En particulier, il me semble indispensable d'établir avec précision les règles d'organisation de cette bourse d'échange. A cet égard, il faut fixer un encadrement aux droits qui pourront être vendus ; cet encadrement peut se concevoir comme un plafond en volume ou comme une limite dans la durée. Il faut aussi se donner les compétences techniques en matière de mesures d'émission, de certification des installations et des moyens de contrôle efficaces pour que le système fonctionne vraiment et surtout pour qu'il ne se transforme pas en un droit à polluer plus. Je ne suis pas inquiet en ce qui concerne la France en l'occurrence, mais je suis inquiet s'agissant du comportement des pays voisins.

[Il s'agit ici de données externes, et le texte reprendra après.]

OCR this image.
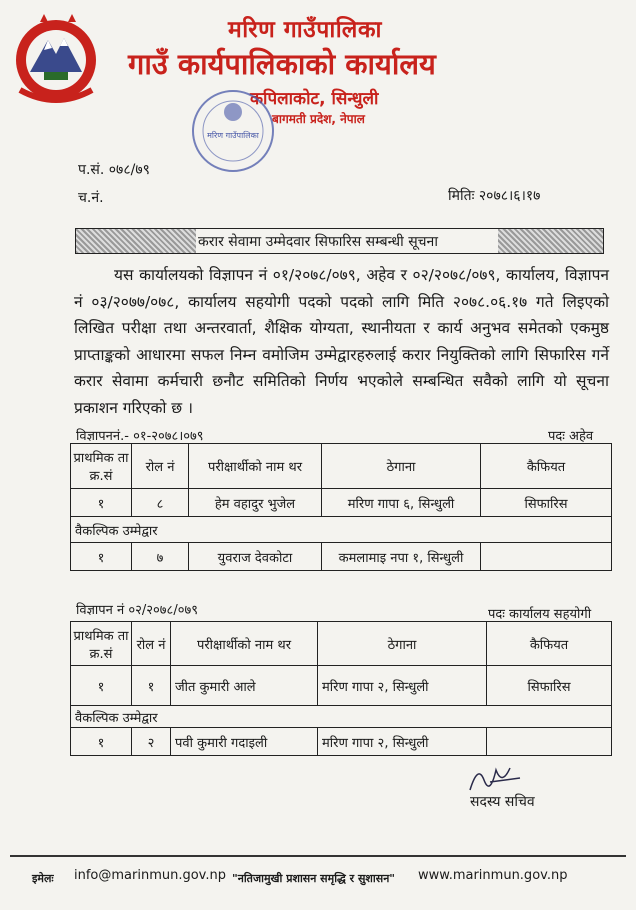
मरिण गाउँपालिका
गाउँ कार्यपालिकाको कार्यालय
कपिलाकोट, सिन्धुली
बागमती प्रदेश, नेपाल
मरिण गाउँपालिका
प.सं. ०७८/७९
च.नं.	मितिः २०७८।६।१७
करार सेवामा उम्मेदवार सिफारिस सम्बन्धी सूचना

यस कार्यालयको विज्ञापन नं ०१/२०७८/०७९, अहेव र ०२/२०७८/०७९, कार्यालय, विज्ञापन नं ०३/२०७७/०७८, कार्यालय सहयोगी पदको पदको लागि मिति २०७८.०६.१७ गते लिइएको लिखित परीक्षा तथा अन्तरवार्ता, शैक्षिक योग्यता, स्थानीयता र कार्य अनुभव समेतको एकमुष्ठ प्राप्ताङ्कको आधारमा सफल निम्न वमोजिम उम्मेद्वारहरुलाई करार नियुक्तिको लागि सिफारिस गर्ने करार सेवामा कर्मचारी छनौट समितिको निर्णय भएकोले सम्बन्धित सवैको लागि यो सूचना प्रकाशन गरिएको छ ।

विज्ञापननं.- ०१-२०७८।०७९	पदः अहेव
प्राथमिक ता क्र.सं	रोल नं	परीक्षार्थीको नाम थर	ठेगाना	कैफियत
१	८	हेम वहादुर भुजेल	मरिण गापा ६, सिन्धुली	सिफारिस
वैकल्पिक उम्मेद्वार				
१	७	युवराज देवकोटा	कमलामाइ नपा १, सिन्धुली	
विज्ञापन नं ०२/२०७८/०७९	पदः कार्यालय सहयोगी
प्राथमिक ता क्र.सं	रोल नं	परीक्षार्थीको नाम थर	ठेगाना	कैफियत
१	१	जीत कुमारी आले	मरिण गापा २, सिन्धुली	सिफारिस
वैकल्पिक उम्मेद्वार				
१	२	पवी कुमारी गदाइली	मरिण गापा २, सिन्धुली	
सदस्य सचिव
इमेलः info@marinmun.gov.np "नतिजामुखी प्रशासन समृद्धि र सुशासन" www.marinmun.gov.np
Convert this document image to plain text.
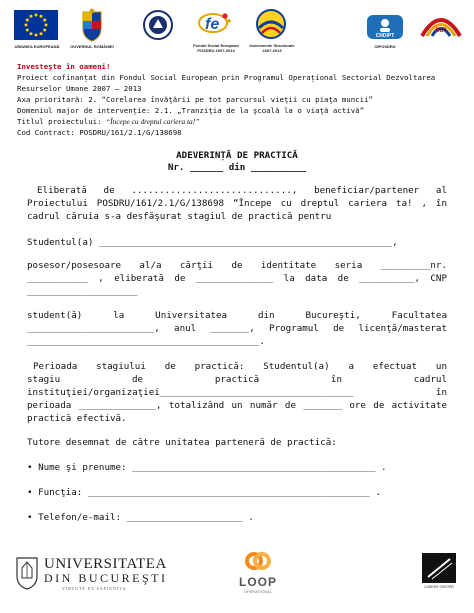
UNIUNEA EUROPEANĂ	GUVERNUL ROMÂNIEI
fe
Fondul Social European
POSDRU 2007-2013
Instrumente Structurale
2007-2013
CNDIPT
OIPOSDRU
INR
Investeşte în oameni!
Proiect cofinanțat din Fondul Social European prin Programul Operațional Sectorial Dezvoltarea
Resurselor Umane 2007 – 2013
Axa prioritară: 2. “Corelarea învăţării pe tot parcursul vieţii cu piaţa muncii”
Domeniul major de intervenție: 2.1. „Tranziţia de la şcoală la o viaţă activă”
Titlul proiectului: “Începe cu dreptul cariera ta!”
Cod Contract: POSDRU/161/2.1/G/138698
ADEVERINȚĂ DE PRACTICĂ
Nr. ______ din __________
Eliberată de ............................., beneficiar/partener al
Proiectului POSDRU/161/2.1/G/138698 “Începe cu dreptul cariera ta! , în
cadrul căruia s-a desfăşurat stagiul de practică pentru
Studentul(a) _____________________________________________________,
posesor/posesoare al/a cărţii de identitate seria _________nr.
___________ , eliberată de ______________ la data de __________, CNP
____________________
student(ă) la Universitatea din Bucureşti, Facultatea
_______________________, anul _______, Programul de licenţă/masterat
__________________________________________.
Perioada stagiului de practică: Studentul(a) a efectuat un
stagiu de practică în cadrul
instituţiei/organizaţiei___________________________________ în
perioada ______________, totalizând un număr de _______ ore de activitate
practică efectivă.
Tutore desemnat de către unitatea parteneră de practică:
• Nume şi prenume: ____________________________________________ .
• Funcţia: ___________________________________________________ .
• Telefon/e-mail: _____________________ .
UNIVERSITATEA
DIN BUCUREŞTI
VIRTUTE ET SAPIENTIA	LOOP
OPERATIONAL
CAREER CENTER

Je terminerai mon propos en rappelant que le débat énergétique ne se limite pas au seul critère de l'environnement mais qu'il relève d'une stratégie globale sur le long terme.
Ainsi, le dossier de la réduction des émissions de gaz à effet de serre ne peut être ouvert sans évoquer la question du nucléaire, principale industrie énergétique, avec l'hydraulique, qui ne dégage quasiment pas de CO2. Or, la France, grâce à son parc de centrales, est, avec la Suède, l'un des pays d'Europe qui produit le moins de CO2.
Il faut savoir que la production d'électricité est responsable dans le monde de 40 % des émissions de CO2 ; mais, en France, du fait de notre parc nucléaire et hydraulique, ce sont plus de 95 % de l'électricité qui sont produites sans émettre de CO2. Actuellement, la France présente le plus faible rejet de CO2 par kilowatt/heure produit : 78 grammes de CO2 par kilowatt/heure en France, contre 444 en moyenne pour l'ensemble des pays européens. A vous, madame la ministre, d'exiger des instances européennes qu'elles prennent en considération cet effort.
Dans le grand débat qui nous attend à propos du renouvellement de notre parc de centrales, nous devrons raisonner de manière globale, pour toutes les énergies propres ; nous devrons aussi prendre en compte les énergies renouvelables, énergies d'appoint qu'il faudra intégrer dans des projets économiques et secteur où la France a des progrès à faire si elle veut rattraper ses voisins.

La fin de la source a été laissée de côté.